A Weed Extermination Industry followed in the wake of government legal attacks on weeds. The UK Environmental Protection Act of 1990 classified Japanese Knotweed as “controlled waste” and made public money available to help with extermination. Businesses flourished, spending the funds on lavish websites, conferences and manuals. There were strict protocols (rituals, exorcism rites), a step-by-step process, a correct time of year for action. The UK Finance Bill of 2009 allowed tax relief of 15% on costs of removing knotweed from “contaminated land”. Extermination companies took advantage by raising their price for clearance to more than £50/square meter. Then a tiny sap-sucking insect was found which shows promise as a biological control.
Was the Japanese knotweed panic justified? No, says Mabey. The method of tallying noxious weeds used 10km by 10km squares. The incidence was 83% of squares infested in the worst areas. But looking instead at 2km x 2km squares reduced the incidence of infestation from 83% to 29% of squares.
Some panic about invasive aliens is misplaced. Or rather, the affection felt for natives is misplaced. In the UK, many plants considered valuable natives are not so: horse chestnut, snowdrop, many modern cultivars of daffodil, Alexanders. Beware not only of unrealistic ways of measuring, but also of false sympathies and snobbery. In 2005, Ted Green wrote a provocative paper arguing that climate change ought to make us “rethink the relevance of taking a dogmatic position on native and non-native trees.” Evolutionary survival strategies of non-natives may counter the unpredictable demise of other species.

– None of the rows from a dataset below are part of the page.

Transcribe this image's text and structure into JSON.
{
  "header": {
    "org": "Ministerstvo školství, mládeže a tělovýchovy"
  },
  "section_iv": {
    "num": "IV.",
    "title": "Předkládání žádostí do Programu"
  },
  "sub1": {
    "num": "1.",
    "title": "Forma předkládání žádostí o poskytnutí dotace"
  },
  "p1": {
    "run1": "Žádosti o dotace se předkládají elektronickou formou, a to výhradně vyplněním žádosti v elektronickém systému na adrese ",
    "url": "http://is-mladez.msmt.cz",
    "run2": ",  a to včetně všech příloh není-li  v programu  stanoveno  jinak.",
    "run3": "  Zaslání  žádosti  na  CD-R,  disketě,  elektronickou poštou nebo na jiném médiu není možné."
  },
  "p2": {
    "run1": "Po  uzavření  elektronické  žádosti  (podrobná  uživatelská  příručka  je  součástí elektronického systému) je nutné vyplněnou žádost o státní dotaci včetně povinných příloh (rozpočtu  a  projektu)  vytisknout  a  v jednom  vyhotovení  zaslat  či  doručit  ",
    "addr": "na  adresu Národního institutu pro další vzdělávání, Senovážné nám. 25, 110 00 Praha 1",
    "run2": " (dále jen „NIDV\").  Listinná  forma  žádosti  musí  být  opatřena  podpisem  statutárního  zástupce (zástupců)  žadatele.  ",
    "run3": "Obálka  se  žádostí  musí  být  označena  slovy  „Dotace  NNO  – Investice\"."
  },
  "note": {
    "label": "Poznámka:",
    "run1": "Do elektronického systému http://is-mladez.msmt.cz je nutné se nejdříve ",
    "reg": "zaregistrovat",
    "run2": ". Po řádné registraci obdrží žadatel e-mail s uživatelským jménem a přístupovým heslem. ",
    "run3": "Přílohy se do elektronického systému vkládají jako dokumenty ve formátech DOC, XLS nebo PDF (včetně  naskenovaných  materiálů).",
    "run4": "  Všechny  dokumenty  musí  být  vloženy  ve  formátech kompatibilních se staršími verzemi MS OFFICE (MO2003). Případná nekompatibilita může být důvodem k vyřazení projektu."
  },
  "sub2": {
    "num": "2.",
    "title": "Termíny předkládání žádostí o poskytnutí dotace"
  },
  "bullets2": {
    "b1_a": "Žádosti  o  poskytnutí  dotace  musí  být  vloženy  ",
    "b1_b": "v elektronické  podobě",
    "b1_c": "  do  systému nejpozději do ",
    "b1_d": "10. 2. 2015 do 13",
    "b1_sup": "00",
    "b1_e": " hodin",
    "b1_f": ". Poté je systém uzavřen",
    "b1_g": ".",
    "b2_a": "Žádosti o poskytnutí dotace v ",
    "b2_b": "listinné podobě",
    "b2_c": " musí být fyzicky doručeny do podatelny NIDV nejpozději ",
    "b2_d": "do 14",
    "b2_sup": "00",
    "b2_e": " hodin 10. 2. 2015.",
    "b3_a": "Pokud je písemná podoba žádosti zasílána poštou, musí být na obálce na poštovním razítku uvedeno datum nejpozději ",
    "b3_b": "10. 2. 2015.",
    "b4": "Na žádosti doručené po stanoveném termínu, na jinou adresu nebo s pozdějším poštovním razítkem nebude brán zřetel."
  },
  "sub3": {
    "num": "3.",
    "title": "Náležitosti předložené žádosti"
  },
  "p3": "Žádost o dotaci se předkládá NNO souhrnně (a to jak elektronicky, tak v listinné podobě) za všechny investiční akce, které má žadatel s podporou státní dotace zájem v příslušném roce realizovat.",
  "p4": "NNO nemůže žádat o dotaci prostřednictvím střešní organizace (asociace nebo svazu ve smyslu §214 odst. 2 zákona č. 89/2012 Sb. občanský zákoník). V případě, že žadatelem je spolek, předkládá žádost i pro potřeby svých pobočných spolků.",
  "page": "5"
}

I was particularly interested in one of the examples of plants reclaiming urbanized spaces. The New York High Line, Detroit and Chernobyl are other examples, but because I live in an intentional community I was intrigued by Plotland, a community near Basildon, Essex, which was established at the end of the 19th century, during the agricultural depression in the UK. It consisted of self-built chalets and shacks, and at the height of it’s success, there were 8,500 homes, each with a vegetable plot.
Sadly, the water and sewage systems were found inadequate, and in 1949 the Plotlanders were rehoused in Basildon New Town. Most of the buildings were cleared by the mid-1980s, under a plan to reinstate the area as farmland. But the steep site and the poor soil meant there were no buyers. In 1989 the Development Corporation declared the ghost town to be Langdon nature reserve.

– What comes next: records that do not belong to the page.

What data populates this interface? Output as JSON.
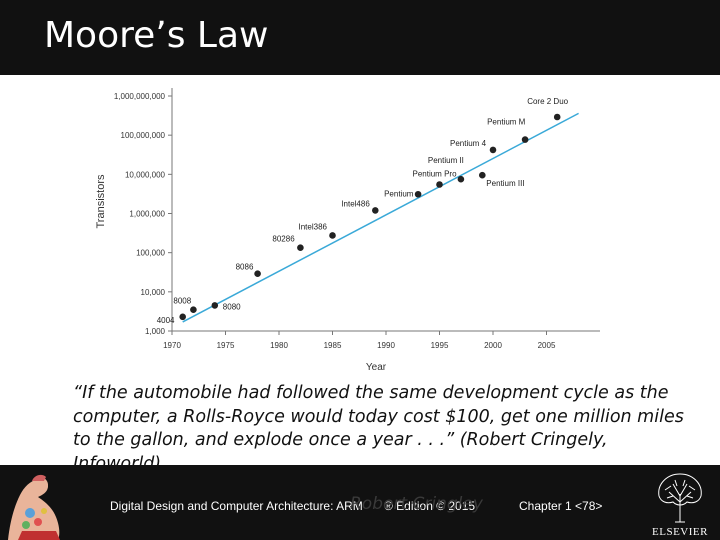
{
  "slide": {
    "title": "Moore’s Law",
    "quote": "“If the automobile had followed the same development cycle as the computer, a Rolls-Royce would today cost $100, get one million miles to the gallon, and explode once a year . . .” (Robert Cringely, Infoworld)",
    "attribution_ghost": "Robert Cringley"
  },
  "footer": {
    "book": "Digital Design and Computer Architecture: ARM",
    "edition": "® Edition © 2015",
    "chapter": "Chapter 1 <78>",
    "publisher": "ELSEVIER"
  },
  "colors": {
    "title_bar": "#111111",
    "trend_line": "#3aa9d8",
    "point": "#222222"
  },
  "chart_data": {
    "type": "scatter",
    "title": "",
    "xlabel": "Year",
    "ylabel": "Transistors",
    "y_scale": "log",
    "xlim": [
      1970,
      2010
    ],
    "ylim": [
      1000,
      1000000000
    ],
    "x_ticks": [
      1970,
      1975,
      1980,
      1985,
      1990,
      1995,
      2000,
      2005
    ],
    "y_ticks": [
      1000,
      10000,
      100000,
      1000000,
      10000000,
      100000000,
      1000000000
    ],
    "y_tick_labels": [
      "1,000",
      "10,000",
      "100,000",
      "1,000,000",
      "10,000,000",
      "100,000,000",
      "1,000,000,000"
    ],
    "points": [
      {
        "name": "4004",
        "x": 1971,
        "y": 2300
      },
      {
        "name": "8008",
        "x": 1972,
        "y": 3500
      },
      {
        "name": "8080",
        "x": 1974,
        "y": 4500
      },
      {
        "name": "8086",
        "x": 1978,
        "y": 29000
      },
      {
        "name": "80286",
        "x": 1982,
        "y": 134000
      },
      {
        "name": "Intel386",
        "x": 1985,
        "y": 275000
      },
      {
        "name": "Intel486",
        "x": 1989,
        "y": 1200000
      },
      {
        "name": "Pentium",
        "x": 1993,
        "y": 3100000
      },
      {
        "name": "Pentium Pro",
        "x": 1995,
        "y": 5500000
      },
      {
        "name": "Pentium II",
        "x": 1997,
        "y": 7500000
      },
      {
        "name": "Pentium III",
        "x": 1999,
        "y": 9500000
      },
      {
        "name": "Pentium 4",
        "x": 2000,
        "y": 42000000
      },
      {
        "name": "Pentium M",
        "x": 2003,
        "y": 77000000
      },
      {
        "name": "Core 2 Duo",
        "x": 2006,
        "y": 291000000
      }
    ],
    "trend_line": {
      "x": [
        1971,
        2008
      ],
      "y": [
        1700,
        360000000
      ]
    }
  }
}
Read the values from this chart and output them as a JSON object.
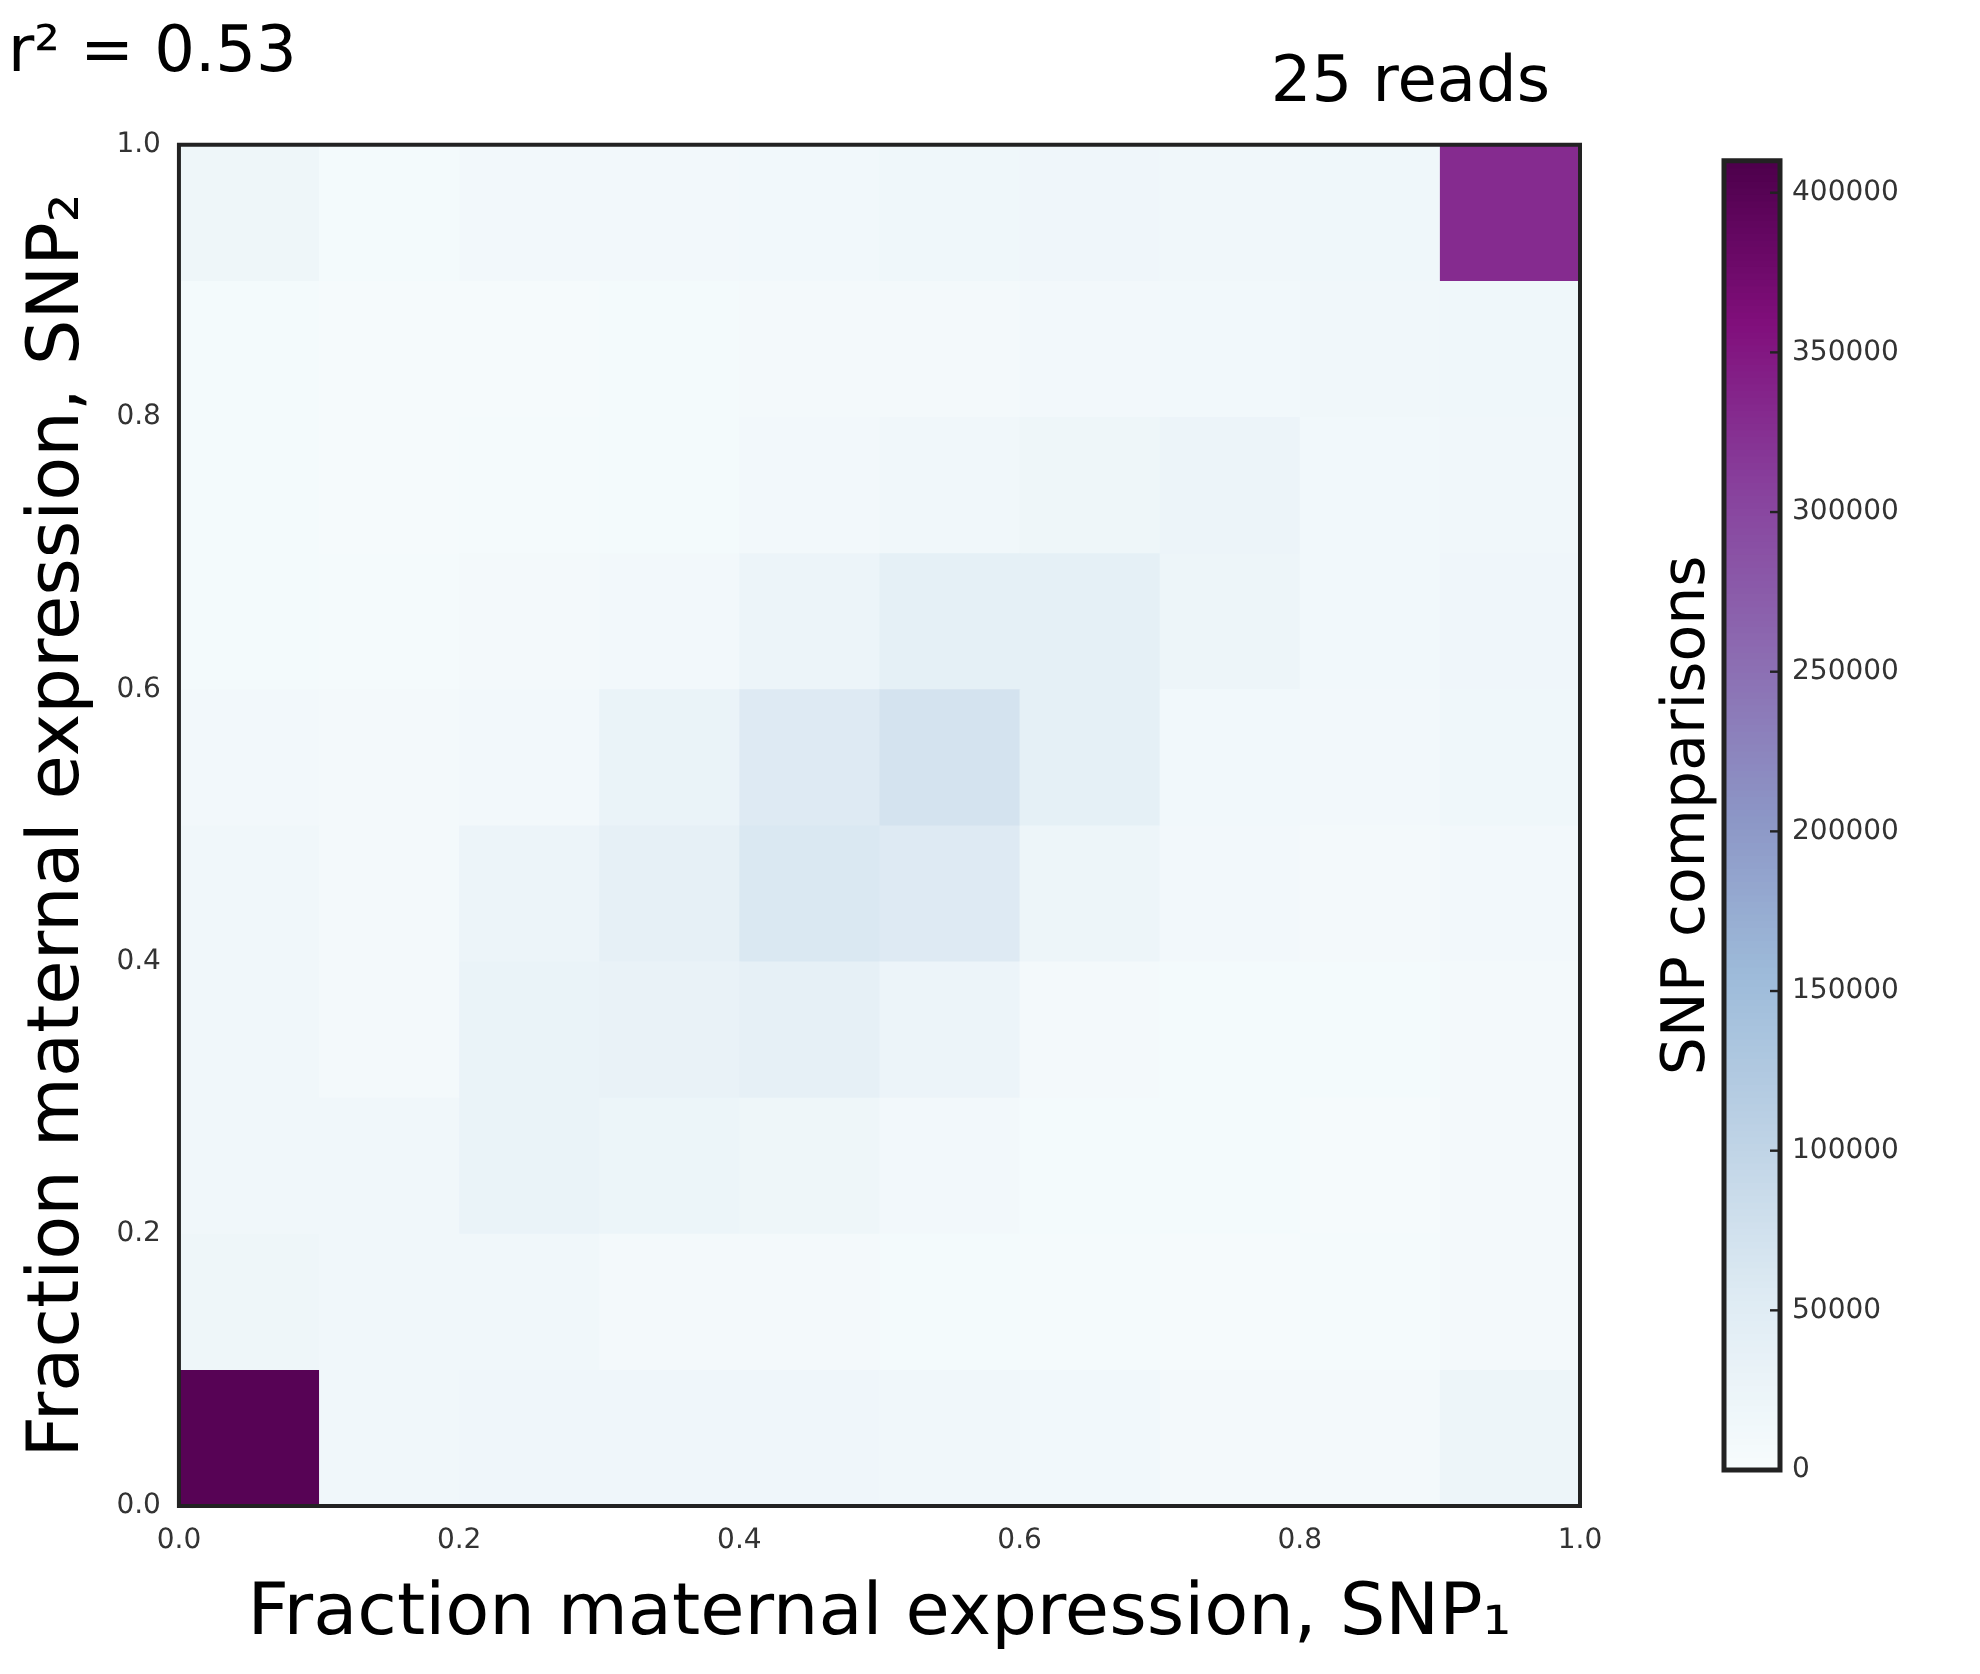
{
  "chart_data": {
    "type": "heatmap",
    "title": "r² = 0.53",
    "annotations": [
      "25 reads"
    ],
    "xlabel": "Fraction maternal expression, SNP₁",
    "ylabel": "Fraction maternal expression, SNP₂",
    "clabel": "SNP comparisons",
    "xlim": [
      0,
      1
    ],
    "ylim": [
      0,
      1
    ],
    "xticks": [
      {
        "value": 0,
        "label": "0.0"
      },
      {
        "value": 0.2,
        "label": "0.2"
      },
      {
        "value": 0.4,
        "label": "0.4"
      },
      {
        "value": 0.6,
        "label": "0.6"
      },
      {
        "value": 0.8,
        "label": "0.8"
      },
      {
        "value": 1,
        "label": "1.0"
      }
    ],
    "yticks": [
      {
        "value": 0,
        "label": "0.0"
      },
      {
        "value": 0.2,
        "label": "0.2"
      },
      {
        "value": 0.4,
        "label": "0.4"
      },
      {
        "value": 0.6,
        "label": "0.6"
      },
      {
        "value": 0.8,
        "label": "0.8"
      },
      {
        "value": 1,
        "label": "1.0"
      }
    ],
    "cells": [
      [
        20000,
        8000,
        12000,
        12000,
        14000,
        17000,
        18000,
        16000,
        17000,
        330000
      ],
      [
        8000,
        5000,
        5000,
        8000,
        10000,
        10000,
        12000,
        14000,
        15000,
        17000
      ],
      [
        8000,
        5000,
        7000,
        8000,
        12000,
        15000,
        20000,
        25000,
        14000,
        16000
      ],
      [
        8000,
        7000,
        10000,
        12000,
        25000,
        40000,
        40000,
        22000,
        14000,
        18000
      ],
      [
        12000,
        9000,
        12000,
        28000,
        55000,
        70000,
        40000,
        13000,
        12000,
        17000
      ],
      [
        15000,
        10000,
        25000,
        38000,
        60000,
        55000,
        22000,
        12000,
        10000,
        12000
      ],
      [
        15000,
        10000,
        28000,
        32000,
        38000,
        25000,
        10000,
        8000,
        8000,
        10000
      ],
      [
        16000,
        16000,
        30000,
        24000,
        20000,
        12000,
        8000,
        8000,
        5000,
        10000
      ],
      [
        20000,
        16000,
        16000,
        10000,
        10000,
        8000,
        6000,
        5000,
        7000,
        10000
      ],
      [
        400000,
        16000,
        18000,
        18000,
        18000,
        15000,
        14000,
        10000,
        10000,
        22000
      ]
    ],
    "clim": [
      0,
      410000
    ],
    "cticks": [
      0,
      50000,
      100000,
      150000,
      200000,
      250000,
      300000,
      350000,
      400000
    ],
    "grid": false,
    "legend": false
  }
}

A natural succession followed. At first lawn grasses, weeds and garden perennials grew. Plums, apples and garden shrubs grew bigger. Oak, ash, hawthorn and hornbeam followed. These native hardwoods shaded out the more delicate domesticated cultivars.

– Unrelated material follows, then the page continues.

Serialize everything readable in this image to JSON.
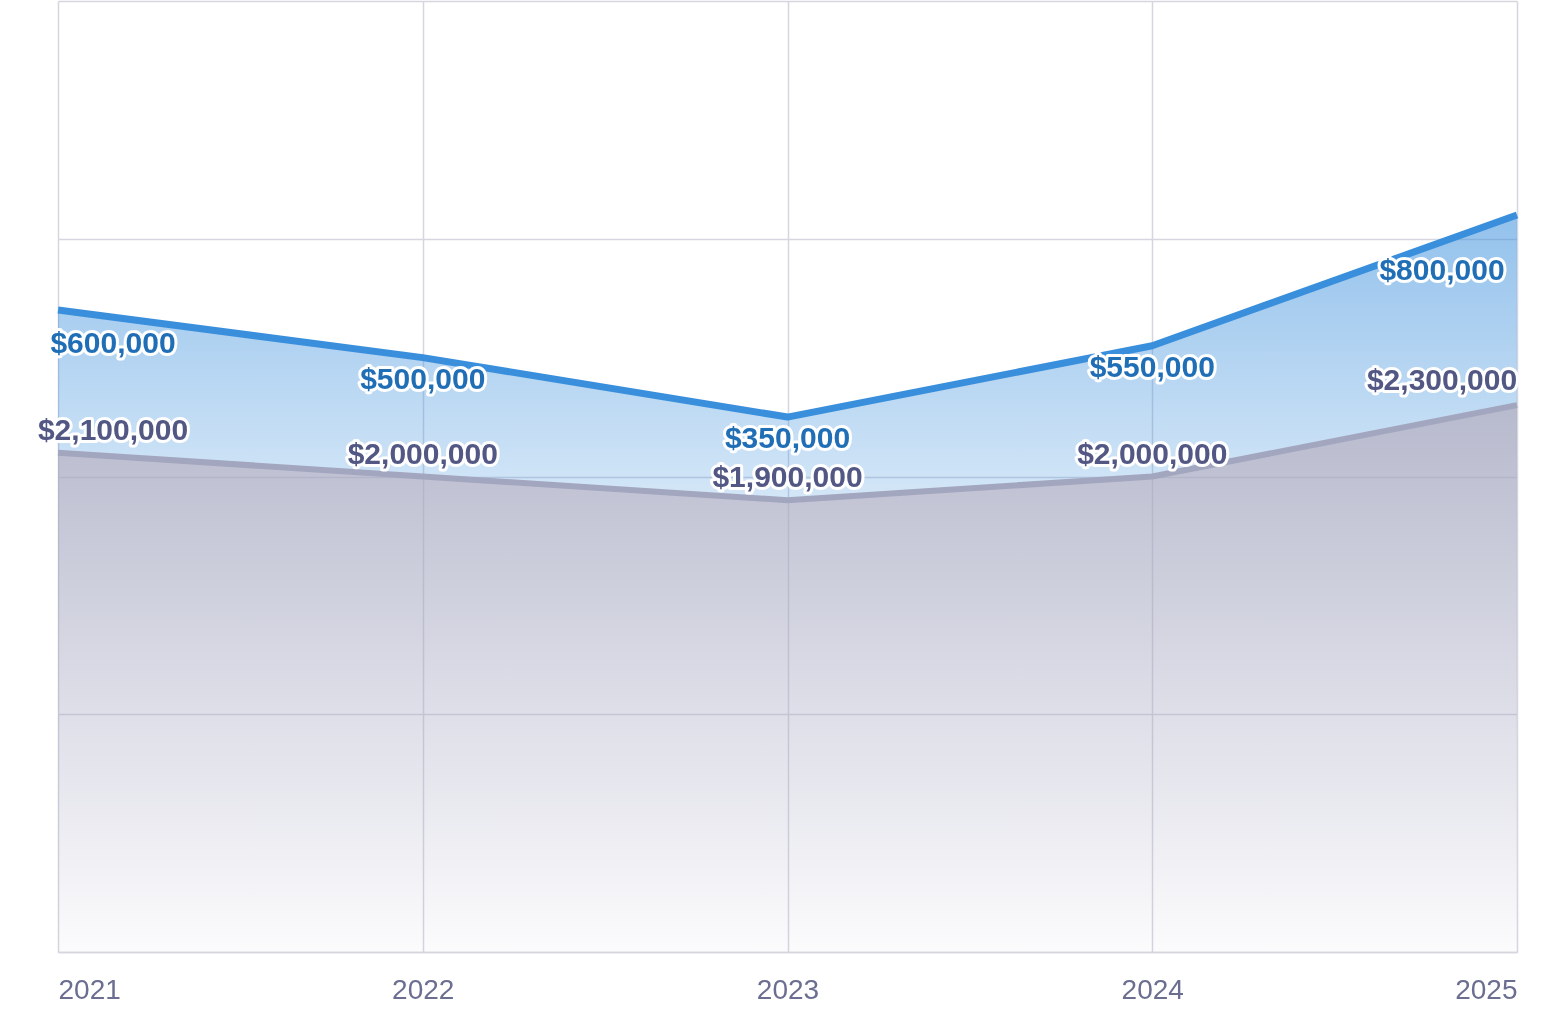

And now the UK has a Biodiversity Plan – there is government support for increasing the population of 20 arable weeds, some of which were regarded as pestilential nuisances 300 years ago. We have come to understand the need to accept the existence of weeds. Herbicides have made some of them resistant, some of them rare. We need to balance practical control with cultural acceptance. We get the weeds we deserve.